Dat veranderde toen hij op 11 september 1981 toetrad tot het kabinet Van Agt/Den Uyl, dat geen lang leven was beschoren. Ruim een jaar later was hij, waarschijnlijk tot zijn eigen opluchting, geen minister van Defensie meer, een baan die hij naar eigen zeggen zeker niet had nagestreefd. De mislukking van het kabinet, en daarmee van Van Mierlo als minister, deed D’66 geen goed bij de verkiezingen. Er gingen elf zetels verloren. Van Mierlo trok zich terug in de Eerste Kamer. Het tij keerde in 1985 toen de oude leider zijn elan ook weer had hervonden. Na de verkiezingen van 1986, die D’66 3 zetels extra opleverde, werd hij weer fractieleider van zijn partij en nam zitting in de Tweede Kamer. De daaropvolgende acht jaar bleef hij dat. Totdat Wim Kok, lijsttrekker van de Partij van de Arbeid, in 1994 de verkiezingen won. ‘Won’ is wellicht een groot woord – de partij verloor twaalf zetels – maar het CDA had het nog slechter gedaan (min twintig zetels). D’66 kon daarvan profiteren: de tijd was gekomen voor regeringsdeelname. Het eerste paarse kabinet, een coalitie van het PvdA, de VVD en D’66, was geboren.
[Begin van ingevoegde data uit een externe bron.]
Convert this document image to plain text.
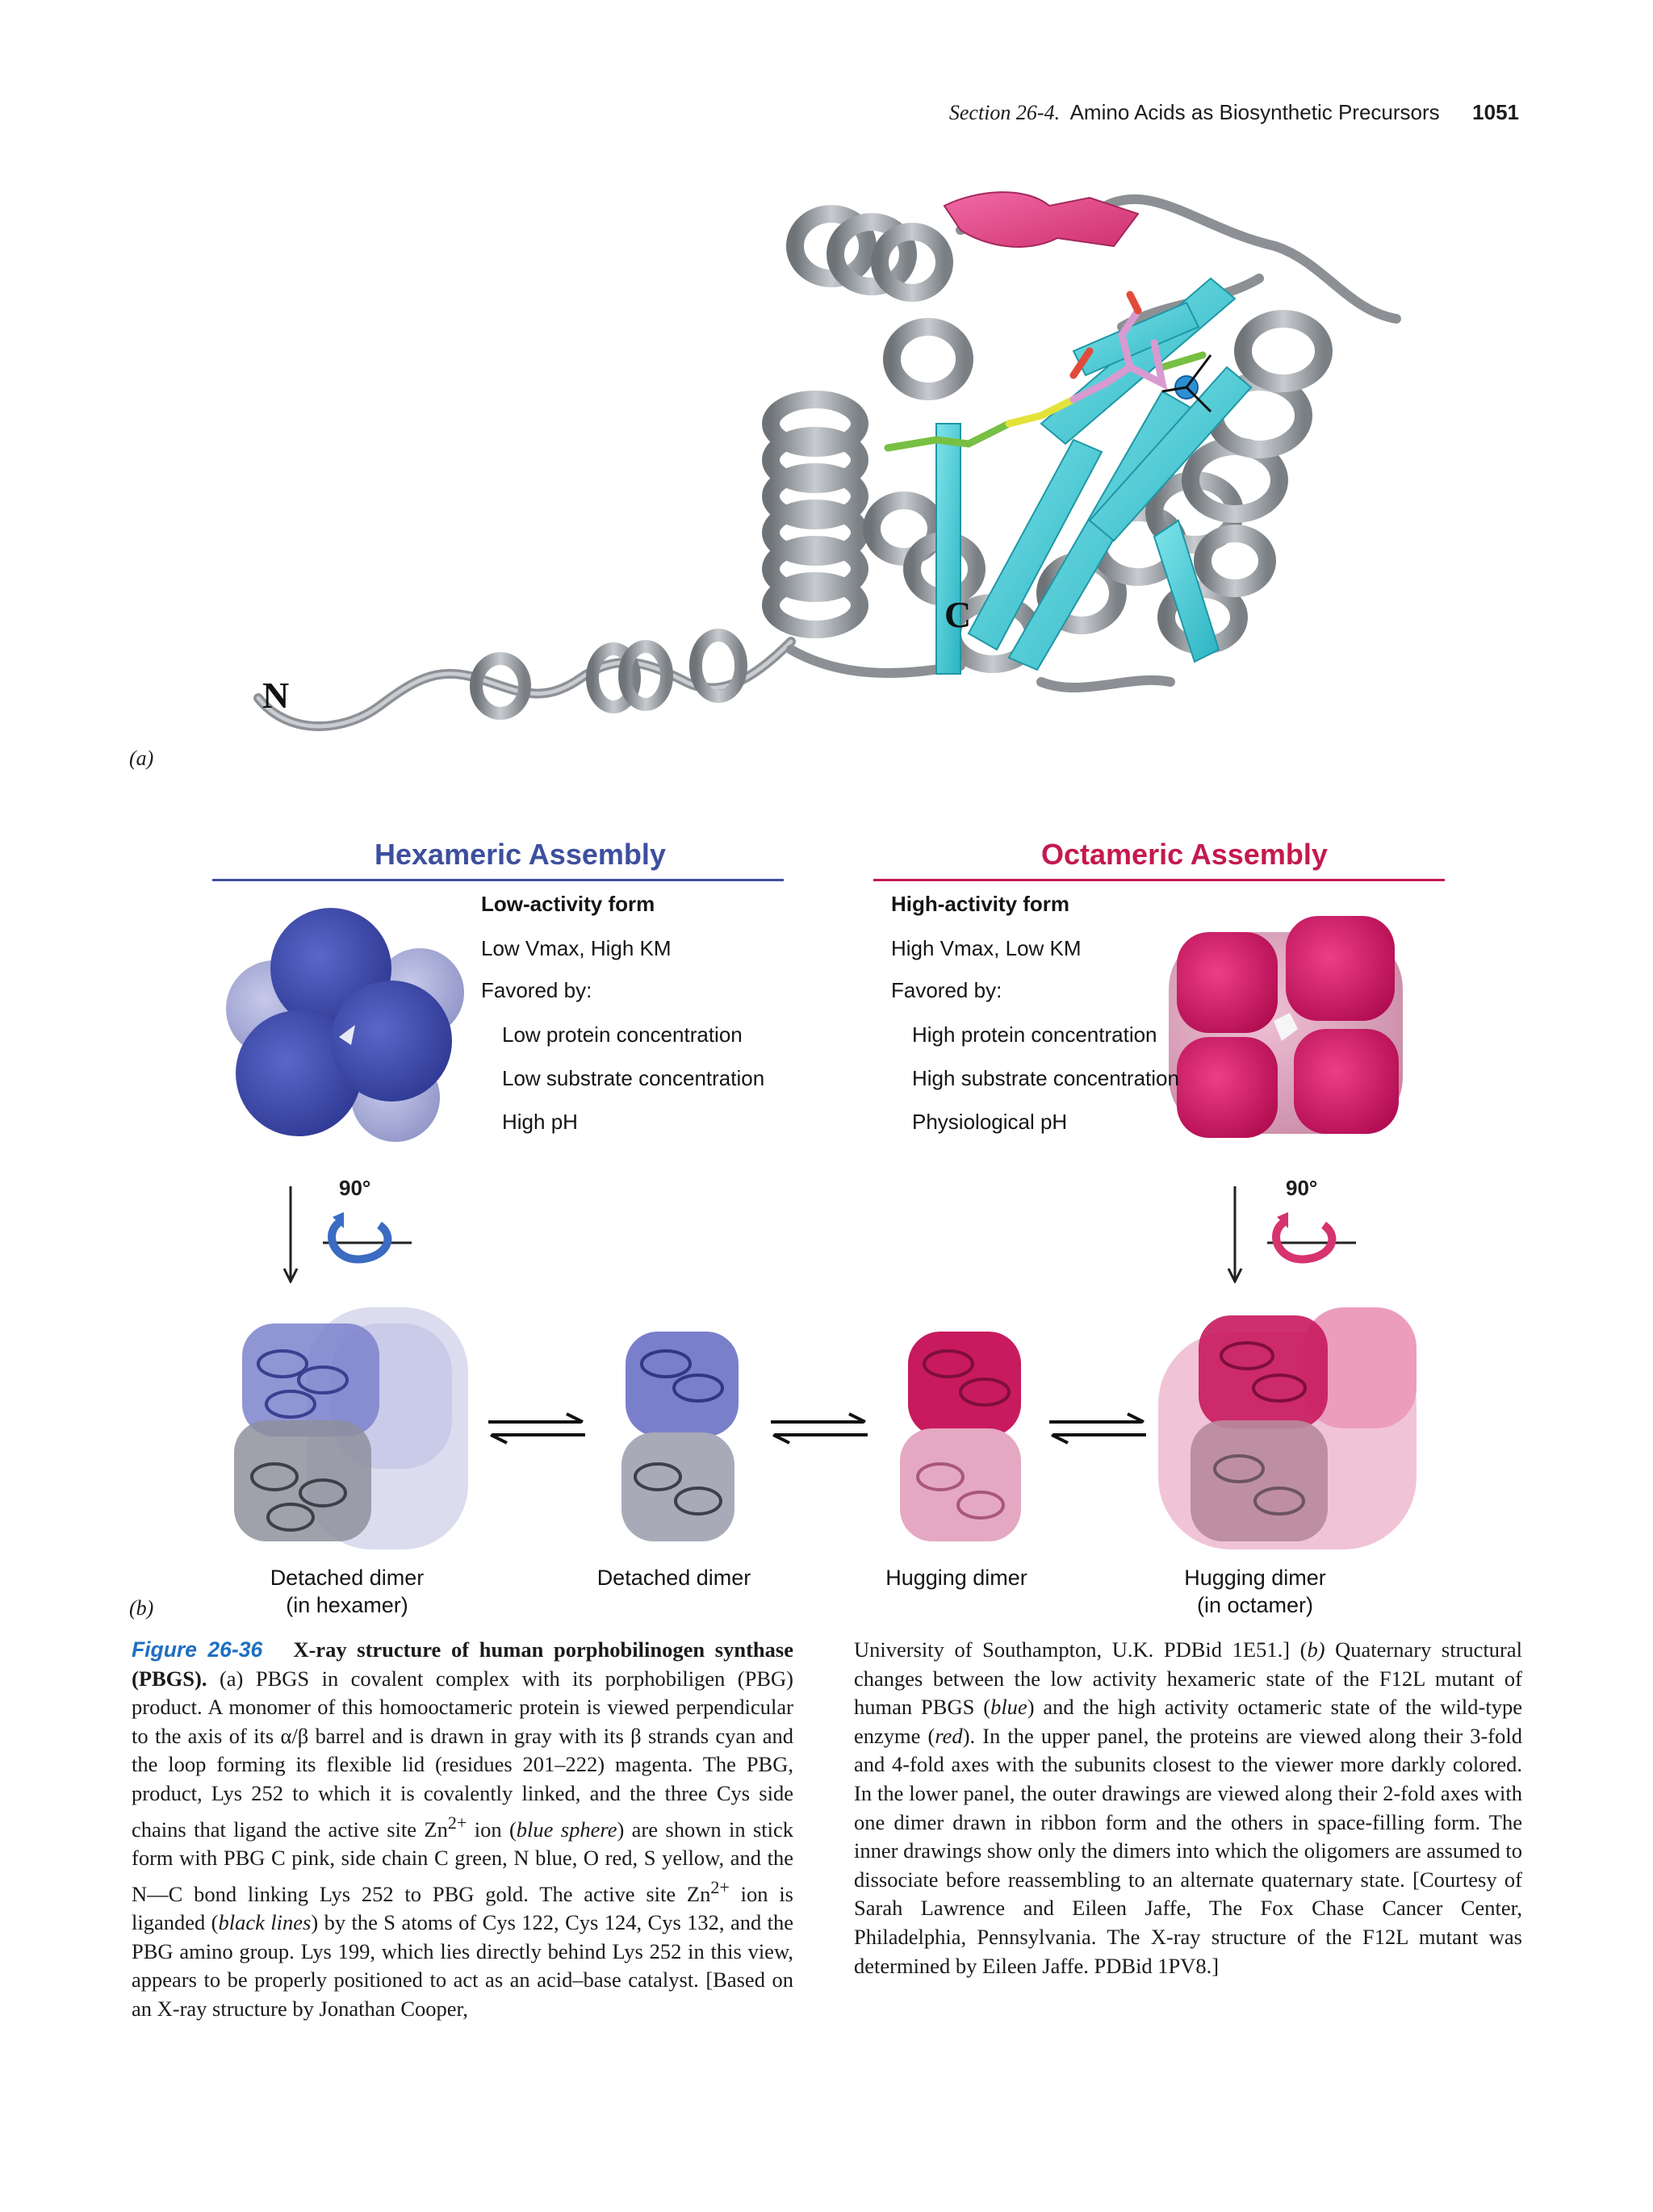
Section 26-4. Amino Acids as Biosynthetic Precursors 1051
N
C
(a)
Hexameric Assembly	Octameric Assembly
Low-activity form
Low Vmax, High KM
Favored by:
Low protein concentration
Low substrate concentration
High pH
High-activity form
High Vmax, Low KM
Favored by:
High protein concentration
High substrate concentration
Physiological pH
90°	90°
Detached dimer
(in hexamer)
Detached dimer	Hugging dimer	Hugging dimer
(in octamer)
(b)

Figure 26-36 X-ray structure of human porphobilinogen synthase (PBGS). (a) PBGS in covalent complex with its porphobiligen (PBG) product. A monomer of this homooctameric protein is viewed perpendicular to the axis of its α/β barrel and is drawn in gray with its β strands cyan and the loop forming its flexible lid (residues 201–222) magenta. The PBG, product, Lys 252 to which it is covalently linked, and the three Cys side chains that ligand the active site $Zn^{2+}$ ion (blue sphere) are shown in stick form with PBG C pink, side chain C green, N blue, O red, S yellow, and the N—C bond linking Lys 252 to PBG gold. The active site $Zn^{2+}$ ion is liganded (black lines) by the S atoms of Cys 122, Cys 124, Cys 132, and the PBG amino group. Lys 199, which lies directly behind Lys 252 in this view, appears to be properly positioned to act as an acid–base catalyst. [Based on an X-ray structure by Jonathan Cooper,

University of Southampton, U.K. PDBid 1E51.] (b) Quaternary structural changes between the low activity hexameric state of the F12L mutant of human PBGS (blue) and the high activity octameric state of the wild-type enzyme (red). In the upper panel, the proteins are viewed along their 3-fold and 4-fold axes with the subunits closest to the viewer more darkly colored. In the lower panel, the outer drawings are viewed along their 2-fold axes with one dimer drawn in ribbon form and the others in space-filling form. The inner drawings show only the dimers into which the oligomers are assumed to dissociate before reassembling to an alternate quaternary state. [Courtesy of Sarah Lawrence and Eileen Jaffe, The Fox Chase Cancer Center, Philadelphia, Pennsylvania. The X-ray structure of the F12L mutant was determined by Eileen Jaffe. PDBid 1PV8.]
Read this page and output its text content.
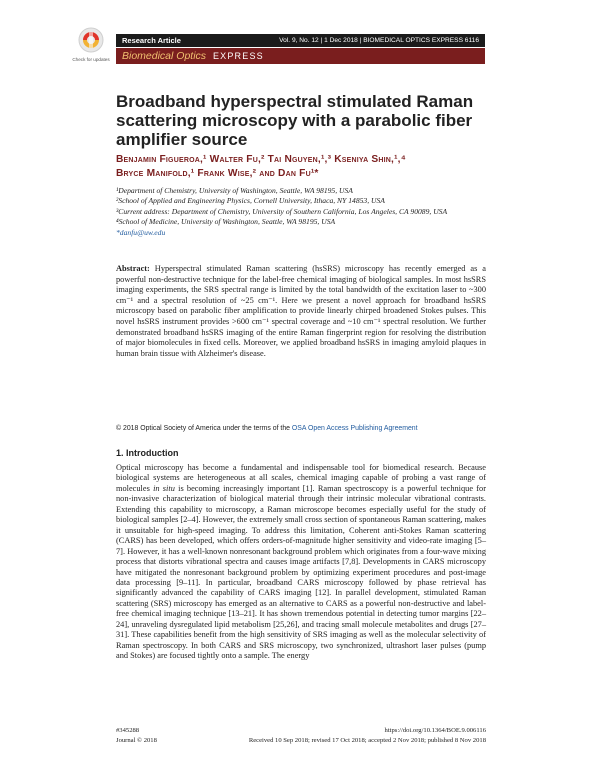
Check for updates
Research Article	Vol. 9, No. 12 | 1 Dec 2018 | BIOMEDICAL OPTICS EXPRESS 6116
Biomedical Optics EXPRESS
Broadband hyperspectral stimulated Raman scattering microscopy with a parabolic fiber amplifier source
Benjamin Figueroa,¹ Walter Fu,² Tai Nguyen,¹,³ Kseniya Shin,¹,⁴
Bryce Manifold,¹ Frank Wise,² and Dan Fu¹*
¹Department of Chemistry, University of Washington, Seattle, WA 98195, USA
²School of Applied and Engineering Physics, Cornell University, Ithaca, NY 14853, USA
³Current address: Department of Chemistry, University of Southern California, Los Angeles, CA 90089, USA
⁴School of Medicine, University of Washington, Seattle, WA 98195, USA
*danfu@uw.edu
Abstract: Hyperspectral stimulated Raman scattering (hsSRS) microscopy has recently emerged as a powerful non-destructive technique for the label-free chemical imaging of biological samples. In most hsSRS imaging experiments, the SRS spectral range is limited by the total bandwidth of the excitation laser to ~300 cm⁻¹ and a spectral resolution of ~25 cm⁻¹. Here we present a novel approach for broadband hsSRS microscopy based on parabolic fiber amplification to provide linearly chirped broadened Stokes pulses. This novel hsSRS instrument provides >600 cm⁻¹ spectral coverage and ~10 cm⁻¹ spectral resolution. We further demonstrated broadband hsSRS imaging of the entire Raman fingerprint region for resolving the distribution of major biomolecules in fixed cells. Moreover, we applied broadband hsSRS in imaging amyloid plaques in human brain tissue with Alzheimer's disease.
© 2018 Optical Society of America under the terms of the OSA Open Access Publishing Agreement
1. Introduction
Optical microscopy has become a fundamental and indispensable tool for biomedical research. Because biological systems are heterogeneous at all scales, chemical imaging capable of probing a vast range of molecules in situ is becoming increasingly important [1]. Raman spectroscopy is a powerful technique for non-invasive characterization of biological material through their intrinsic molecular vibrational contrasts. Extending this capability to microscopy, a Raman microscope becomes especially useful for the study of biological samples [2–4]. However, the extremely small cross section of spontaneous Raman scattering, makes it unsuitable for high-speed imaging. To address this limitation, Coherent anti-Stokes Raman scattering (CARS) has been developed, which offers orders-of-magnitude higher sensitivity and video-rate imaging [5–7]. However, it has a well-known nonresonant background problem which originates from a four-wave mixing process that distorts vibrational spectra and causes image artifacts [7,8]. Developments in CARS microscopy have mitigated the nonresonant background problem by optimizing experiment procedures and post-image data processing [9–11]. In particular, broadband CARS microscopy followed by phase retrieval has significantly advanced the capability of CARS imaging [12]. In parallel development, stimulated Raman scattering (SRS) microscopy has emerged as an alternative to CARS as a powerful non-destructive and label-free chemical imaging technique [13–21]. It has shown tremendous potential in detecting tumor margins [22–24], unraveling dysregulated lipid metabolism [25,26], and tracing small molecule metabolites and drugs [27–31]. These capabilities benefit from the high sensitivity of SRS imaging as well as the molecular selectivity of Raman spectroscopy. In both CARS and SRS microscopy, two synchronized, ultrashort laser pulses (pump and Stokes) are focused tightly onto a sample. The energy
#345288
Journal © 2018
https://doi.org/10.1364/BOE.9.006116
Received 10 Sep 2018; revised 17 Oct 2018; accepted 2 Nov 2018; published 8 Nov 2018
Van Mierlo werd in het eerste kabinet-Kok minister van Buitenlandse Zaken, een functie die hem vanwege zijn gebrekkige dossierkennis niet veel bewonderaars opleverde. De grote lijnen, daar was Van Mierlo beter in. Als minister van Buitenlandse Zaken was hij vaak onderweg. Toch bleef hij fractieleider van zijn partij. Iets wat hij gezien de resultaten van de verkiezingen in 1998 beter niet had kunnen doen: D’66 verloor tien zetels. Van Mierlo besloot de politiek definitief de rug toe te keren en gaf het stokje door aan Els Borst, die hij zelf tot opvolger had gebombardeerd: “Het is een meisje geworden en we noemen haar Els”. Twee maanden na zijn aftreden als minister van Buitenlandse Zaken werd Van Mierlo als minister van Staat benoemd.
Een jaar na zijn ‘pensionering’, zoals hij het ook zelf noemt, ontmoette Van Mierlo de schrijfster Connie Palmen, bij Cees Nooteboom thuis. Het paar was, tot zijn dood, onafscheidelijk.